The impact of this scorching September has been devastating. It ushered in floods that claimed lives in Libya, Greece, Bulgaria, and Turkey, while Canada grappled with an unprecedented wildfire season. South America experienced record-breaking heat, and New York was drenched by record rainfall. Ocean temperatures soared, with average sea surface temperatures hitting 20.92 degrees Celsius, the highest ever recorded for September. Antarctic sea ice also reached record lows for this time of year.

Even as October unfolds, the heat shows no sign of abating. Several European countries, including Spain, Poland, Austria, and France, have already shattered their all-time October temperature records. Climatologist Maximiliano Herrera dubbed the extreme conditions witnessed in the first few days of October "one of the most extreme climate events in European history."
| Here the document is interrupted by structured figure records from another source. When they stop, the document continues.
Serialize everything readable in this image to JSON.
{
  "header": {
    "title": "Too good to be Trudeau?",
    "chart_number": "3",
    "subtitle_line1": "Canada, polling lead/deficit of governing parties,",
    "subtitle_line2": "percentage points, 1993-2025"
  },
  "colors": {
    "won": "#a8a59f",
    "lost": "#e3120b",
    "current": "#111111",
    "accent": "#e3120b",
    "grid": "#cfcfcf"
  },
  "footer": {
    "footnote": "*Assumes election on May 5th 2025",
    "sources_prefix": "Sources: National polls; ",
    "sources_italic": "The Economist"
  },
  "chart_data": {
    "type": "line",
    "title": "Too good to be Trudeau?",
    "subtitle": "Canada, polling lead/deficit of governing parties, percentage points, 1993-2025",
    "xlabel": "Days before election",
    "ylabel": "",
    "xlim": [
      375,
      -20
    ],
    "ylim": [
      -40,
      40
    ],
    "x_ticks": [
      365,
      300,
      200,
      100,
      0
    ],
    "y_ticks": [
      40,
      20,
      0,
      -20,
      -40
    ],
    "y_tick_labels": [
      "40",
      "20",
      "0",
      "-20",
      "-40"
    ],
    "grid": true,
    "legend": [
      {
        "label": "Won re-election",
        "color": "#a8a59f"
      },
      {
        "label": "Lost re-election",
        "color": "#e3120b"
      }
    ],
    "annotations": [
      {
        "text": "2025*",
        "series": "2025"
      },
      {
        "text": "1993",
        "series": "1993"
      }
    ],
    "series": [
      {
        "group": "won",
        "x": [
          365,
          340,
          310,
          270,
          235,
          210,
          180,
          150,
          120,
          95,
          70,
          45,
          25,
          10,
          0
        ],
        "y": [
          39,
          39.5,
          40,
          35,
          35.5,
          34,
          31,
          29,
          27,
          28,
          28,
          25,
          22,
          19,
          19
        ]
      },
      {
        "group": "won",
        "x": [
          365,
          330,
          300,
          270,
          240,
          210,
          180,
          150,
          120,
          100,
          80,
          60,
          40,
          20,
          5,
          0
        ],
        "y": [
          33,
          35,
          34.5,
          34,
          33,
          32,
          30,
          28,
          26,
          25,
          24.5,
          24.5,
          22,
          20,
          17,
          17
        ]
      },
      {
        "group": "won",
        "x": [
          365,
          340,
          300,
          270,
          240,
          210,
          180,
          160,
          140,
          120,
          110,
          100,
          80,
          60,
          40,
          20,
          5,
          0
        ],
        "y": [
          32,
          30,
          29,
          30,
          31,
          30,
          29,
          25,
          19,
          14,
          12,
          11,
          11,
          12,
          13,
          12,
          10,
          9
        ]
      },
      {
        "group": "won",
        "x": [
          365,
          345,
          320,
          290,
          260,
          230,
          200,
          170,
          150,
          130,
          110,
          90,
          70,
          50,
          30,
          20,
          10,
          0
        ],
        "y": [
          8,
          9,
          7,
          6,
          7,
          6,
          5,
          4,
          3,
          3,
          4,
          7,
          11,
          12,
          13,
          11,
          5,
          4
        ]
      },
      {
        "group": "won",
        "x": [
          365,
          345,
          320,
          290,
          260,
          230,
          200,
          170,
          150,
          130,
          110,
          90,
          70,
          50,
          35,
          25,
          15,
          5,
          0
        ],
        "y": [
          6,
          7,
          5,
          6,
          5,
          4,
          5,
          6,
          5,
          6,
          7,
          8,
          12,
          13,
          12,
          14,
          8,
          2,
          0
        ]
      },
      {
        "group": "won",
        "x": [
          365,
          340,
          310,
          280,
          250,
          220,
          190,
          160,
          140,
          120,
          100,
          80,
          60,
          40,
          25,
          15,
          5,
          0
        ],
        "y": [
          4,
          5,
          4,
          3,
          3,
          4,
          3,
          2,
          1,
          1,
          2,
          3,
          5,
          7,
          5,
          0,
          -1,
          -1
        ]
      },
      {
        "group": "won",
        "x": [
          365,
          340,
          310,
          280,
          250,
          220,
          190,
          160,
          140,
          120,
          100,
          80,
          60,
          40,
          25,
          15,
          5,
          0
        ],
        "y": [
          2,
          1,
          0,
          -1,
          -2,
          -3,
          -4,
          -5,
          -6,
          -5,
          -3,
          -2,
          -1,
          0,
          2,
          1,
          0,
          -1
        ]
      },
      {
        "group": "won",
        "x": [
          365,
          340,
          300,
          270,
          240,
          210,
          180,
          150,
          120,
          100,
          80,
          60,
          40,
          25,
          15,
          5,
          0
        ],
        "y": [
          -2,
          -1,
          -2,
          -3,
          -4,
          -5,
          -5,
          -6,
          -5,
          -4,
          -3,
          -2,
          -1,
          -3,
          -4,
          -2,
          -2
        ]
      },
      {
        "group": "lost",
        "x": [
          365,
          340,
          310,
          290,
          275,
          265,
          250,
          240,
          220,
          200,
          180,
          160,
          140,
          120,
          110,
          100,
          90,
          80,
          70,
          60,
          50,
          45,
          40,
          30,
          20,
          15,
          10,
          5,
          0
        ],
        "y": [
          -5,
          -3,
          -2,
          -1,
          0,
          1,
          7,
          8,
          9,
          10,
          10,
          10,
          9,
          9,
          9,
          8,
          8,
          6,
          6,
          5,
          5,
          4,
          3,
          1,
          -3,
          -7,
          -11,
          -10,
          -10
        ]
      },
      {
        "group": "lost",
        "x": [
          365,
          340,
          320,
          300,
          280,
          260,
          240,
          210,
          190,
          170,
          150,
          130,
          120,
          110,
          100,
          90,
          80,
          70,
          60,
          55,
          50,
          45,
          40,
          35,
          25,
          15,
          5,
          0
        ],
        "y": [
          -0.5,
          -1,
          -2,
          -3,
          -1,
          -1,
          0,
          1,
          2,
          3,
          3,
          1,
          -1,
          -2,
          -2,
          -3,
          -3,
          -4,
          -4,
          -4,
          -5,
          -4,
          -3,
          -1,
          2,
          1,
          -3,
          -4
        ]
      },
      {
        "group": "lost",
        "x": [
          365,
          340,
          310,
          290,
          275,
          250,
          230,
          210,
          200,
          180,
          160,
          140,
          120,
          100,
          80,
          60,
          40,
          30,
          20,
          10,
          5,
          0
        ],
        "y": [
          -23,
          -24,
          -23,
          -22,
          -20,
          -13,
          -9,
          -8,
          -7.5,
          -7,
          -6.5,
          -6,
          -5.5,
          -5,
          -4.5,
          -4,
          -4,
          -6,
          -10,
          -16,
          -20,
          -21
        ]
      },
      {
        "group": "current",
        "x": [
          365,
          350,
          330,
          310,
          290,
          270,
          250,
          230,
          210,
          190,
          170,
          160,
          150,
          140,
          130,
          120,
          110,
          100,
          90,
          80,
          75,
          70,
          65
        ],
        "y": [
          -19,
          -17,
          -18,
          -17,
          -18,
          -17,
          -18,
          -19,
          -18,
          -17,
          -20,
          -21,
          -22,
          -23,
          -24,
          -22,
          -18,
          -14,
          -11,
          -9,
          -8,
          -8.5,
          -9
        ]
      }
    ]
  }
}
Now, it appears almost inevitable that 2023 will be etched in the annals as the hottest year on record, with the US National Oceanic and Atmospheric Administration placing the odds at more than 93 percent. El Niño, the tropical Pacific Ocean's natural climate pattern, has contributed to the elevated temperatures, but lurking beneath is the unmistakable fingerprint of human-induced climate change.

The stark reality is that these temperature records continue to fall because humanity has not halted its fossil fuel consumption. Friederike Otto, a climate scientist at the Grantham Institute for Climate Change and the Environment in the UK, emphasizes the gravity of the situation, stating that "temperature records continue to be broken because we have not stopped burning fossil fuels. It is that simple."

As the world gears up for the United Nations COP28 climate summit in Dubai in December, there is a growing urgency to confront the climate crisis. A recent report indicates that the world is severely off track in meeting its climate goals. The significant margin by which September's temperature record was obliterated should serve as a resounding wake-up call for policymakers and negotiators. It underscores the imperative need to phase out fossil fuels if we are to mitigate the catastrophic consequences of climate change.